На севере, где властвует стужа, люди всегда добрее всего. Последнее отдадут, но другому помогут. Будто холод губителен для всего дурного, плохого, что селиться привыкло в человечьих сердцах.

– Почему не спросите, что меня привело?

Знахарка мигом серьезнеет. Лоб ее рассекает морщина, ложась резкой пронзительной складкой.

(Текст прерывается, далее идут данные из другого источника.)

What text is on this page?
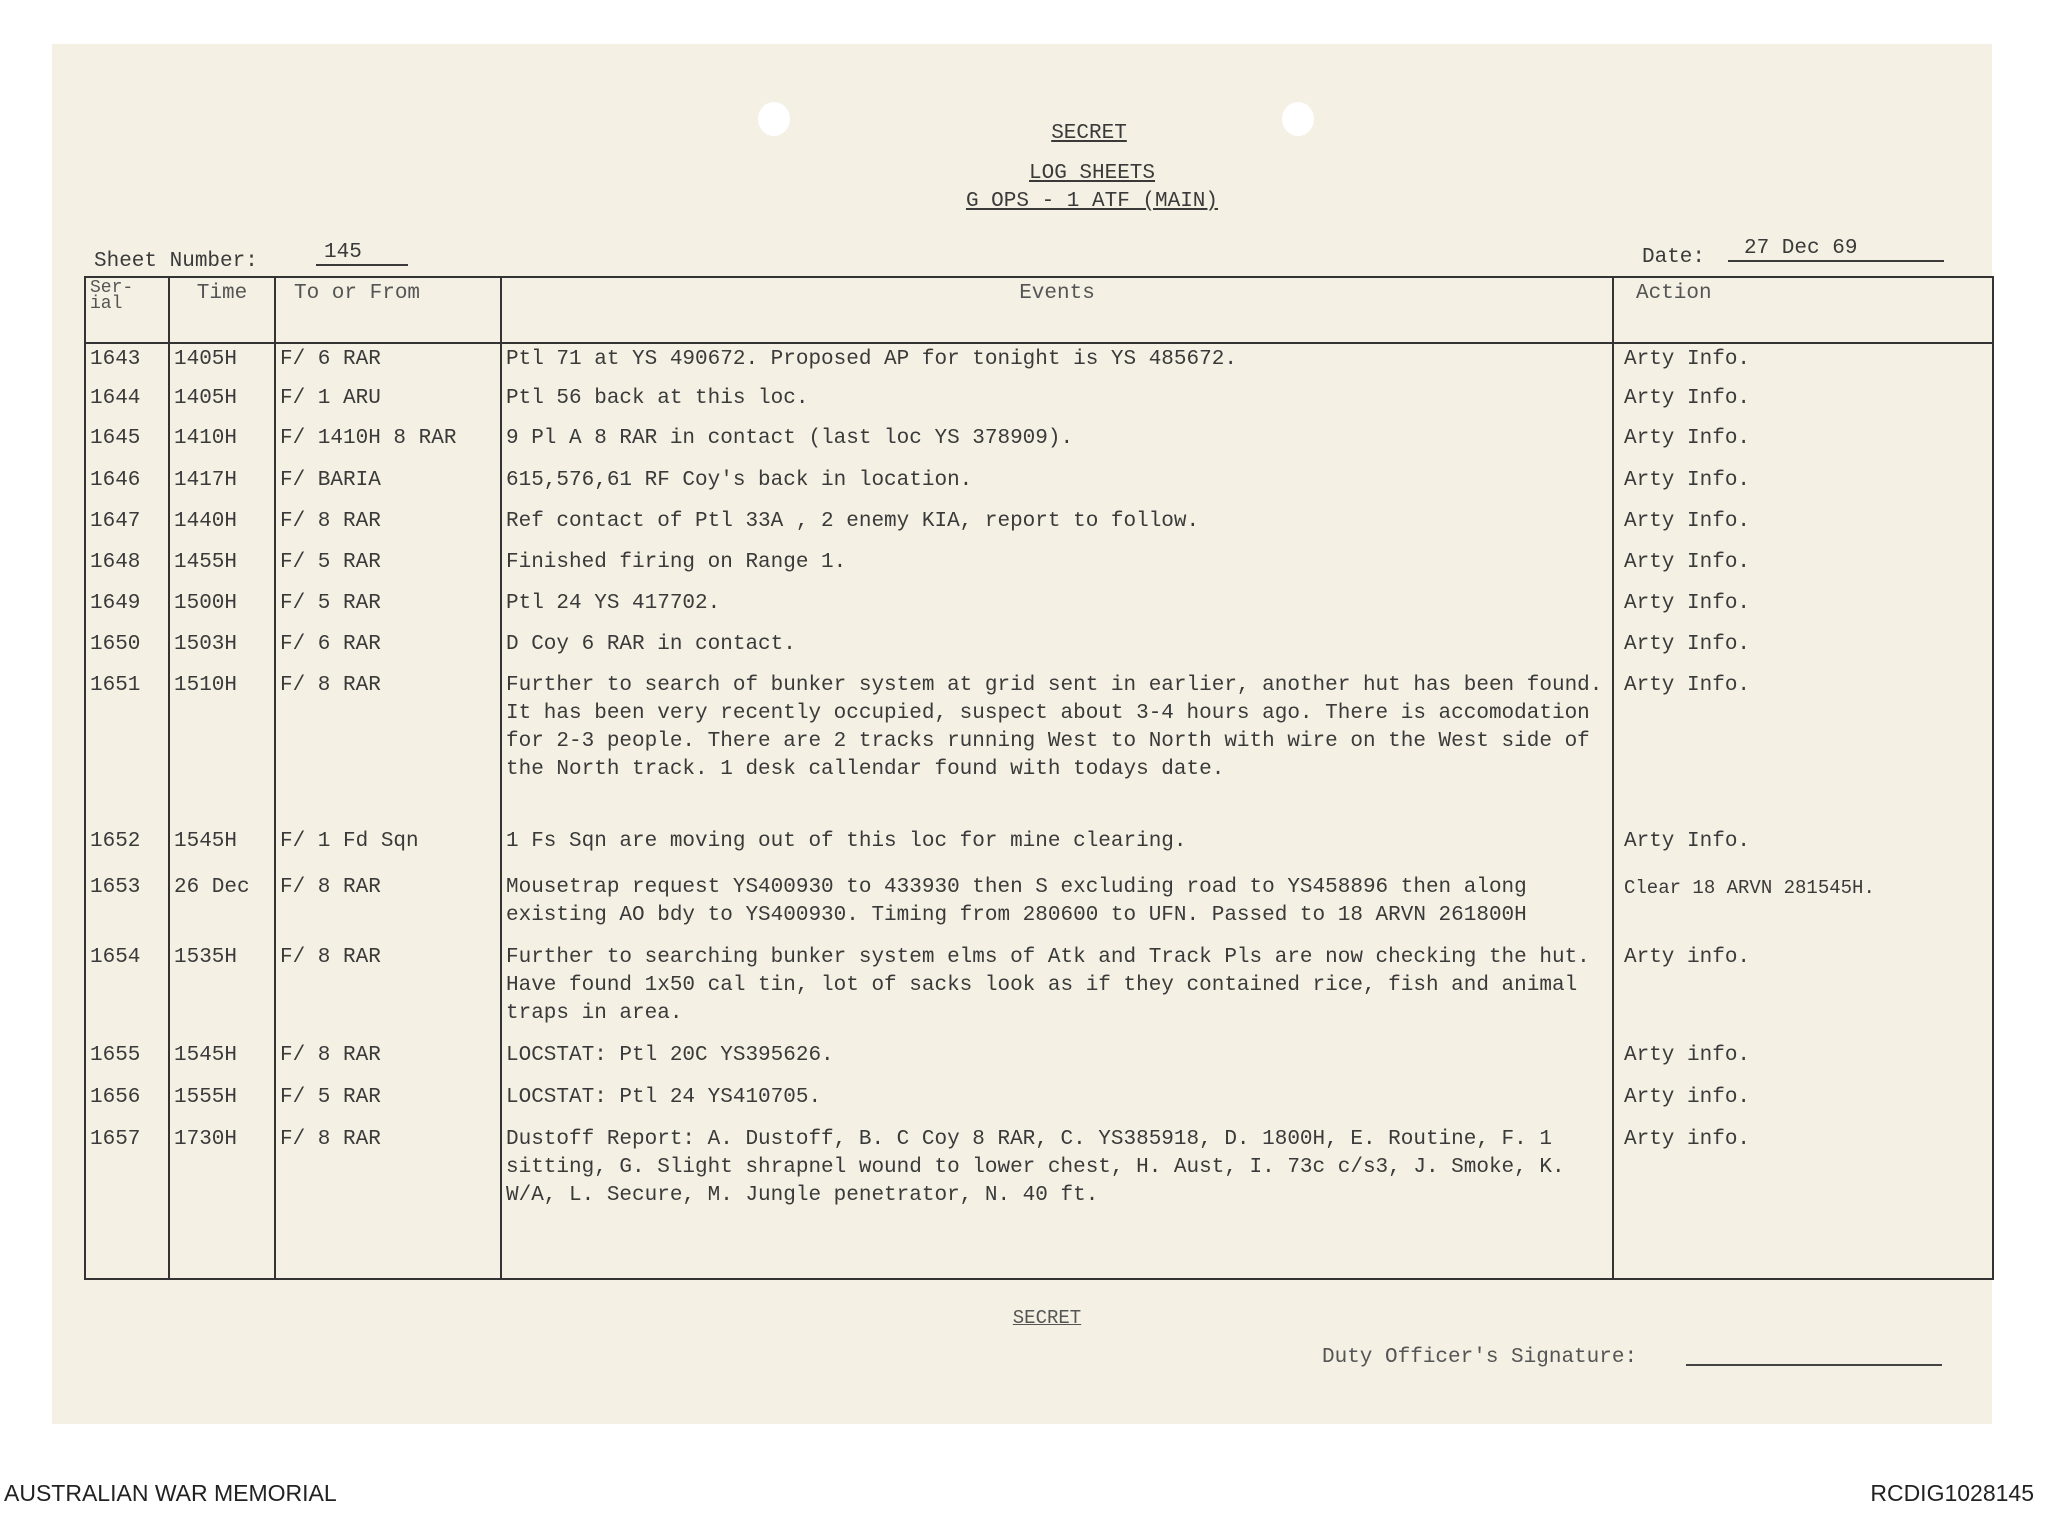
SECRET
LOG SHEETS
G OPS - 1 ATF (MAIN)
Sheet Number:	145	Date:	27 Dec 69
Ser- ial	Time	To or From	Events	Action
1643	1405H	F/ 6 RAR	Ptl 71 at YS 490672. Proposed AP for tonight is YS 485672.	Arty Info.
1644	1405H	F/ 1 ARU	Ptl 56 back at this loc.	Arty Info.
1645	1410H	F/ 1410H 8 RAR	9 Pl A 8 RAR in contact (last loc YS 378909).	Arty Info.
1646	1417H	F/ BARIA	615,576,61 RF Coy's back in location.	Arty Info.
1647	1440H	F/ 8 RAR	Ref contact of Ptl 33A , 2 enemy KIA, report to follow.	Arty Info.
1648	1455H	F/ 5 RAR	Finished firing on Range 1.	Arty Info.
1649	1500H	F/ 5 RAR	Ptl 24 YS 417702.	Arty Info.
1650	1503H	F/ 6 RAR	D Coy 6 RAR in contact.	Arty Info.
1651	1510H	F/ 8 RAR	Further to search of bunker system at grid sent in earlier, another hut has been found. It has been very recently occupied, suspect about 3-4 hours ago. There is accomodation for 2-3 people. There are 2 tracks running West to North with wire on the West side of the North track. 1 desk callendar found with todays date.	Arty Info.
1652	1545H	F/ 1 Fd Sqn	1 Fs Sqn are moving out of this loc for mine clearing.	Arty Info.
1653	26 Dec	F/ 8 RAR	Mousetrap request YS400930 to 433930 then S excluding road to YS458896 then along existing AO bdy to YS400930. Timing from 280600 to UFN. Passed to 18 ARVN 261800H	Clear 18 ARVN 281545H.
1654	1535H	F/ 8 RAR	Further to searching bunker system elms of Atk and Track Pls are now checking the hut. Have found 1x50 cal tin, lot of sacks look as if they contained rice, fish and animal traps in area.	Arty info.
1655	1545H	F/ 8 RAR	LOCSTAT: Ptl 20C YS395626.	Arty info.
1656	1555H	F/ 5 RAR	LOCSTAT: Ptl 24 YS410705.	Arty info.
1657	1730H	F/ 8 RAR	Dustoff Report: A. Dustoff, B. C Coy 8 RAR, C. YS385918, D. 1800H, E. Routine, F. 1 sitting, G. Slight shrapnel wound to lower chest, H. Aust, I. 73c c/s3, J. Smoke, K. W/A, L. Secure, M. Jungle penetrator, N. 40 ft.	Arty info.
SECRET
Duty Officer's Signature:
AUSTRALIAN WAR MEMORIAL	RCDIG1028145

– Мое дело – тебя полечить. А чем норту своему насолил, я ведать того не желаю, – уверенно отвечает спасительница, – Гнать же тебя не хочу, но придется: по твоим стопам беды идут. На ноги встал, да боги поберегут. А конь для тебя найдется.

– Вы и так с лихвой угодили. Так и быть поспешу.

– Зла не будешь держать? – спрашивает Голуба.

– Да как держать? – искренне изумляется Ильяс, – Вы сделали больше, чем смел ожидать.

Женщина с облегченьем вздыхает:

– Пути тебе легкого, мальчик. Пусть уж боги поласковее будут с тобой.

***

Уже к обеду мы достигаем Арканы. Город обнесен каменной крепостной стеной. Она поднимается так высоко, что кажется, касается потемневшего серого неба. А на нем тушью нарисованы тяжелые свинцовые облака. От них на купола башен спускаются грозные черные тени.

Когда Таррум проходит через охрану, он называет ненастоящее имя. Также поступает и Аэдан. Остальные же скрываться не думают и идут не утаивая, как их зовут. Моя повозка проезжает вперед, затем останавливается. Стражник распахивает дверь в кабину и кричит мне:

– Имя!

Я молчу, не желая испытывать на себе людские игры. Ларре зло на меня смотрит и отвечает сам:

– Лия.

– А родовое? – не унимается мужчина.

– Ты, в самом деле, думаешь, что у этой девки оно есть? – издает норт смешок.

Стражник растерянно замирает и неуверенно произносит:

– А держится, как гордячка, словно из благородных. И ручки не труженные, – подмечает он.

– Просто умело может себя подать... или продать. Понимаешь о чем я? – иронично говорит норт. Его голос приторно-сладкий от злой лжи, но, даже чуя ее, мне хочется на него зарычать. И пахнет он еще как-то горько, что запах режет мне нос.

– Отчего не понять, – понимающе кивает страж, – Да и надела бы госпожа, в самом деле, драное платье. Эй, Мико! Пропускай, давай!

Так мы попадаем в Аркану.

Запахи сносят меня: чувствую вонь нечистот, въевшихся в сизо-серый булыжник, вдыхаю резкий смрад сточных вод. Всюду веет сырым холодом от каменных городских стен, пахнет дымом и стелющимся туманом. Никуда не деться мне и от удушливой горечи копоти. А повсюду, что крысы, снуют люди – никогда их столько не видела. И у каждого свой особенный рьяный запах, разливающийся по грязным столичным улицам.